Fue brutal. Saqueo, destrucción, muerte.
"Benín se vio abrumado por una catástrofe de la que cabía esperar que nunca se recuperaría", escribiría el etnólogo alemán Eckart von Sydow cuatro décadas después, maravillado por "riqueza del arte pagano" producido en "nuevo Benín" a partir de una tabula rasa.
Esa tabula la había dejado rasa una expedición punitiva británica en febrero de 1897, en una feroz lid que se prolongó durante 10 días.
Los británicos prevalecieron, invadieron la capital del reino de Benín, destronaron al rey y un extenso incendio arrasó todo el lugar.
El detonante fue una emboscada ocurrida el mes anterior en la que guerreros del reino mataron a un grupo de cientos de hombres encabezado por James Robert Phillips, cónsul general interino del Protectorado de la Costa de Níger.
Bajo la pretensión de ir en son de paz, se acercaron a la ciudad a recabar información para deponer al oba (soberano) y establecer un "consejo nativo" favorable a los británicos.
La razón fue económica.
La destrucción de Benín ocurrió en el período conocido como el reparto de África en el que siete potencias europeas compitieron para apoderarse de la mayor parte posible del continente africano. En 1870 el 10% del continente estaba bajo control europeo; en 1914, era el 90%.
Benín había logrado mantener su independencia y el monopolio de preciados recursos naturales, como aceite de palma, pimienta, coral azul y marfil, lo que irritaba a los colonizadores británicos.
Su objetivo era poner la mayor parte del territorio de la actual Nigeria bajo su dominio.
Y en su afán, destrozaron un reino de siete siglos de antigüedad.
Hacia fines del siglo XII y principios del XIII, el oba Eweka I estableció Ibinu (más tarde traducida como Benín por los portugueses) como su capital.
En 1440, el reinado del duodécimo oba, Ewuare, auguró el inicio de un período de florecimiento artístico y reforma estatal, así como la expansión de sus dominios.
En el apogeo de la edad dorada, en los siglos XVI y XVII, Benín era un imperio tributario —que gobernaba sobre los igbo occidentales, los yoruba orientales y los itsekiri costeros, entre otros pueblos— y la principal potencia comercial a lo largo de la costa de Nigeria.
Los viajeros europeos escribían impresionados sobre el próspero reino.
Los informes holandeses describían la capital como "del mismo tamaño que la ciudad de Haarlem" en Países Bajos.
Ese mismo relato, publicado en Ámsterdam en 1668, decía del palacio real: "Cada techo está adornado con una pequeña torre en forma de chapitel sobre la que se encuentran pájaros de cobre fundido, esculpidos con gran destreza".

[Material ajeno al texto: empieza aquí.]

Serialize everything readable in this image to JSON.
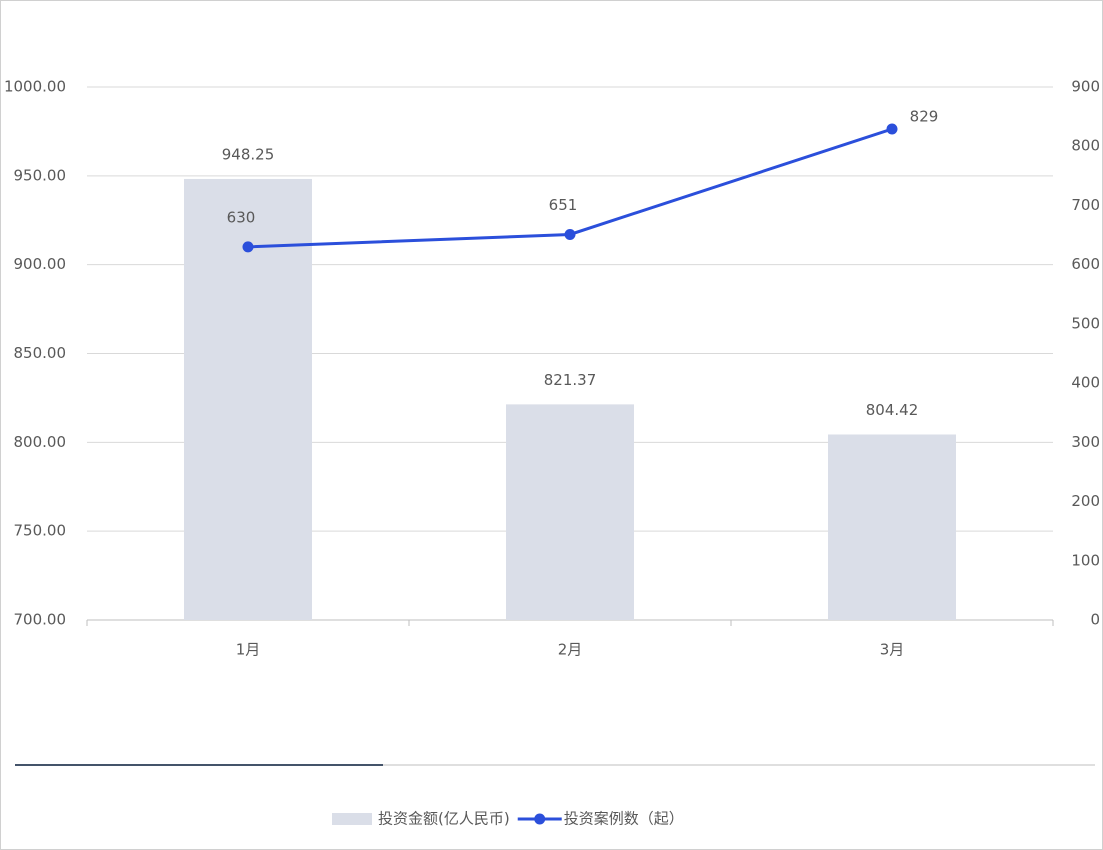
{
  "chart_data": {
    "type": "combo",
    "categories": [
      "1月",
      "2月",
      "3月"
    ],
    "series": [
      {
        "name": "投资金额(亿人民币)",
        "type": "bar",
        "color": "#dadee8",
        "values": [
          948.25,
          821.37,
          804.42
        ]
      },
      {
        "name": "投资案例数（起）",
        "type": "line",
        "axis": "y2",
        "color": "#2b4fdb",
        "values": [
          630,
          651,
          829
        ]
      }
    ],
    "ylim": [
      700,
      1000
    ],
    "yticks": [
      {
        "value": 700,
        "label": "700.00"
      },
      {
        "value": 750,
        "label": "750.00"
      },
      {
        "value": 800,
        "label": "800.00"
      },
      {
        "value": 850,
        "label": "850.00"
      },
      {
        "value": 900,
        "label": "900.00"
      },
      {
        "value": 950,
        "label": "950.00"
      },
      {
        "value": 1000,
        "label": "1000.00"
      }
    ],
    "y2lim": [
      0,
      900
    ],
    "y2ticks": [
      0,
      100,
      200,
      300,
      400,
      500,
      600,
      700,
      800,
      900
    ],
    "grid": true,
    "legend": "bottom"
  }
}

La victoria de la expedición punitiva atrajo la atención del mundo.
Los diarios publicaron durante meses relatos espantosos de testigos oculares que hablaban de lo que los invasores habían encontrado en "ese sitio horrible".
"Cuando la expedición entró en la ciudad encontró que tenía bien merecido el nombre de 'Ciudad de sangre'", reportó The New York Times.
"Muchas víctimas de los Ju Ju, o sacerdotes fetichistas, fueron encontrados crucificadas (...). Las casas y los recintos de los Ju Ju apestaban a la sangre de los que habían sido recientemente decapitados en ceremonias religiosas".
Todo concordaba con la percepción que desde hace un tiempo se tenía del ya extinto reino de Benín.
Además de hacer tambalear la noción que se tenía de los africanos, el botín de Benín hizo que el arte africano fuera visible para los europeos, que habían estado acumulando toda clase de artefactos pero sin valorarlos como expresiones artísticas.
Unos años más tarde, ese "descubrimiento" del arte del continente conquistado llevaría a la cultura por caminos no transitados.
Habiéndose liberado de las rígidas reglas del pasado, los artistas plásticos gozaban de un espectro de experimentación más amplio.
Explorando nuevos horizontes, a varios los cautivaron las formas imaginativas y clásicas, naturales y fantásticas de las esculturas y las máscaras africanas.
En obras de artistas como Henri Matisse, Amadeo Modigliani, Paul Klee, Constantin Brancusi, Ernst Ludwig Kirchner y Georges Braque es evidente su huella.